Table 1.
BIFA recommendations | |
1. | All haematological and biochemical monitoring of HPN patients should be individualised and may change with their clinical condition. The point at which patients become stable post discharge will vary. |
2. | Routine blood tests, including standard electrolytes, chloride, bicarbonate (as a measure of acid–base balance), calcium, magnesium, phosphate, renal and liver function tests, glucose, full blood count, ferritin and CRP should be performed monthly for the first 3 months after discharge. If stable this may then be 3–4 monthly. |
3. | When discharged patients should have their prothrombin time, cholesterol and triglyceride, haemoglobin A1c (HbA1c), vitamin D and B12 and folate concentrations checked.
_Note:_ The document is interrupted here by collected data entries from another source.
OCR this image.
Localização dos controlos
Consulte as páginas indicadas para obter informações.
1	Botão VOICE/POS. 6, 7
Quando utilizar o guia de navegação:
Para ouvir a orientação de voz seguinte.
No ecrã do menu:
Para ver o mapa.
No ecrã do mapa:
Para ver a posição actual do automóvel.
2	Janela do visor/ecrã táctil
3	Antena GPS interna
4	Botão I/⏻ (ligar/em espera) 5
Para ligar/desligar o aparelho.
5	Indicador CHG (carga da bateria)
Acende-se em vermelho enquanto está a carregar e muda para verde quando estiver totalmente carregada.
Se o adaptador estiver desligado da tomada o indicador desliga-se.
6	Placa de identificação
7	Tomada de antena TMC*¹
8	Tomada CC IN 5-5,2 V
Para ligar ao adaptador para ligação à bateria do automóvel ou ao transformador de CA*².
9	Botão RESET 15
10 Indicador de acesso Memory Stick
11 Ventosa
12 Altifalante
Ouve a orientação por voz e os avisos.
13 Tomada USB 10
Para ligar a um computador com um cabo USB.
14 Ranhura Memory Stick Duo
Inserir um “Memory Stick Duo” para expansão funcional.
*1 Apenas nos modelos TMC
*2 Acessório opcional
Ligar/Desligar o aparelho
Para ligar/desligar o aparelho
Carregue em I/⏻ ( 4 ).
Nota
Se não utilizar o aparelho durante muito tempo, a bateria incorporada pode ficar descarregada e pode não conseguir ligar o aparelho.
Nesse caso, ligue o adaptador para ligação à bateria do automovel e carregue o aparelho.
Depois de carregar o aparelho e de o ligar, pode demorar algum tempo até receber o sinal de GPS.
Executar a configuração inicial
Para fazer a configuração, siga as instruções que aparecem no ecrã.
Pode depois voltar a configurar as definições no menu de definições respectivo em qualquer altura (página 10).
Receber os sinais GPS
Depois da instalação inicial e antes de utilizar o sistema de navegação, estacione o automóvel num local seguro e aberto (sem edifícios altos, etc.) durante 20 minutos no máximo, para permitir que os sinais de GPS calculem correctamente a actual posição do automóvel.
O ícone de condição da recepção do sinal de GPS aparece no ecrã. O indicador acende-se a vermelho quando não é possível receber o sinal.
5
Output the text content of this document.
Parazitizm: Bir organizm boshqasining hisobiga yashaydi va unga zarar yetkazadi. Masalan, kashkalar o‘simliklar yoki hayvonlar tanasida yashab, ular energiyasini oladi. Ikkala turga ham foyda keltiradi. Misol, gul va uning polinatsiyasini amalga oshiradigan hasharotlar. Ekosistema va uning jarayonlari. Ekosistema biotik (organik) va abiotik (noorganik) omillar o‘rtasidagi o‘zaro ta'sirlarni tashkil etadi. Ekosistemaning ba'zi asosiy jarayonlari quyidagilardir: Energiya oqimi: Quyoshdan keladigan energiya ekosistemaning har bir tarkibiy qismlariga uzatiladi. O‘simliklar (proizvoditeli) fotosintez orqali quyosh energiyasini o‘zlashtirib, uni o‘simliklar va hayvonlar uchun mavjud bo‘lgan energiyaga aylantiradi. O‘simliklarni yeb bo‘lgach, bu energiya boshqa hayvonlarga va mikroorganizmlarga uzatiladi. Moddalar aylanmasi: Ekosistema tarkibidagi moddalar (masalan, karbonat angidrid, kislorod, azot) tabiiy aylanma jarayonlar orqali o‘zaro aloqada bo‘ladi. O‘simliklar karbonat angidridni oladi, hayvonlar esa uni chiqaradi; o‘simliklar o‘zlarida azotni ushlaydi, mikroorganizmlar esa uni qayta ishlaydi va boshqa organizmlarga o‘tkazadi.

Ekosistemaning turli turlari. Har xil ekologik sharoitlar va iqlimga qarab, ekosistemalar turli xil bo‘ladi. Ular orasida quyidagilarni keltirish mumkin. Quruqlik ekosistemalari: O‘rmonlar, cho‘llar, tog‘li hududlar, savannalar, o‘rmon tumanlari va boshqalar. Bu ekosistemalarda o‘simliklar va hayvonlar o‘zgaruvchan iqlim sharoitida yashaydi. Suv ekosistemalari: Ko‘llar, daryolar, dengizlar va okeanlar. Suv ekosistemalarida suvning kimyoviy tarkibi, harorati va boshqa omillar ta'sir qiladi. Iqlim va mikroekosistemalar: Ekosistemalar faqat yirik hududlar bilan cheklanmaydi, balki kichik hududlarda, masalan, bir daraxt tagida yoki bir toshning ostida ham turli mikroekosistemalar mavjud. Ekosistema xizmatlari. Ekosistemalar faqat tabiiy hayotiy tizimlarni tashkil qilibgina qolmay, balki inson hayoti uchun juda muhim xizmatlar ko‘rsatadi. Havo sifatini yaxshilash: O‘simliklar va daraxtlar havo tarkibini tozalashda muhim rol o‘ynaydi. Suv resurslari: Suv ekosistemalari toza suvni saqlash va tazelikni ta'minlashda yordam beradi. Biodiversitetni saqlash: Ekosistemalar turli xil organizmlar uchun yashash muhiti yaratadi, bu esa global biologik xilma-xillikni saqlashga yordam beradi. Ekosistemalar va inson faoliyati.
These should then be monitored at least 6 monthly. |
4. | Patients who are to receive long-term HPN should have baseline vitamins A and E, zinc, copper, manganese and selenium concentrations checked and then monitored 6-monthly. |
5. | If the CRP is significantly raised (>20 mg/L) iron can be measured with transferrin and transferrin saturation to assist interpretation of iron status. In this situation, care must be taken in the interpretation of zinc, copper, selenium and vitamins A, D and E in view of their inflammatory response. |
6. | When measuring zinc, copper, manganese or selenium use a trace element-free collection tube. |
7. | If the triglyceride concentration is elevated a fasting concentration should be repeated. |
8. | Urine sodium concentration is useful for assessing sodium balance in patients with a short bowel and a 24-hour urinary oxalate collection for assessing risk of renal stone formation in patients with a short bowel and colon in continuity. |
BIFA, British Intestinal Failure Alliance; CRP, C-reactive protein; HPN, home parenteral nutrition.